By Rowan Forster
Thousands gathered in Berwick on Anzac Day to remember those who sacrificed their lives for the sanctity of Australian life.
High Street was closed to traffic throughout the day as cadets, soldiers, veterans and students marched through the crowds with flags, rifles and instruments in tow.
The 11am service concluded with a picturesque fly-by from the Australian Air Force – signifying the beginning of the parade.
Early estimates suggest at least 3,000 people attended.

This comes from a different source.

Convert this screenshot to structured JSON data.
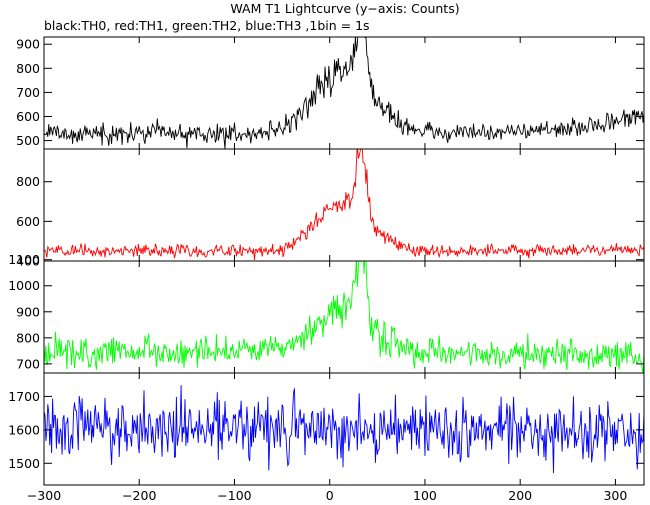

Berwick RSL president Wayne A’Vard addressed the community, citing the importance of the commemoration.”It’s important on this day to remember those who served and the sacrifices they made,” he said.”We will always remember those who suffered in the war, those who died and their families.”After the service, sizable queues formed at the cenotaph where residents waited to lay wreaths and poppies.
For Michelle Jenkins – commemorating the heroic actions of the Anzac soldiers was a “must”.
She told Star News of her son’s personal experience when he was dispatched from Darwin and deployed to Iraq in 2003.
“I’ve never felt so scared in my life – it gave me extra insight as to what their families must have gone through,” she said.
“When he justified it to me, he told me, ‘I’m a solder and I chose to do this’, which made me so proud.”
Her son returned from the deployment physically unscathed, but the tenure took a toll on his emotional state.
“He didn’t want to talk about it for so long,” Ms Jenkins said.
Fortunately, Ms Jenkins’ son later overcame the trauma and has since turned over a new leaf.
Berwick RSL has also been conducting commemoration services in aged care residences and schools in the lead up to Anzac Day.
The service was just one of many held across the Casey-Cardinia region.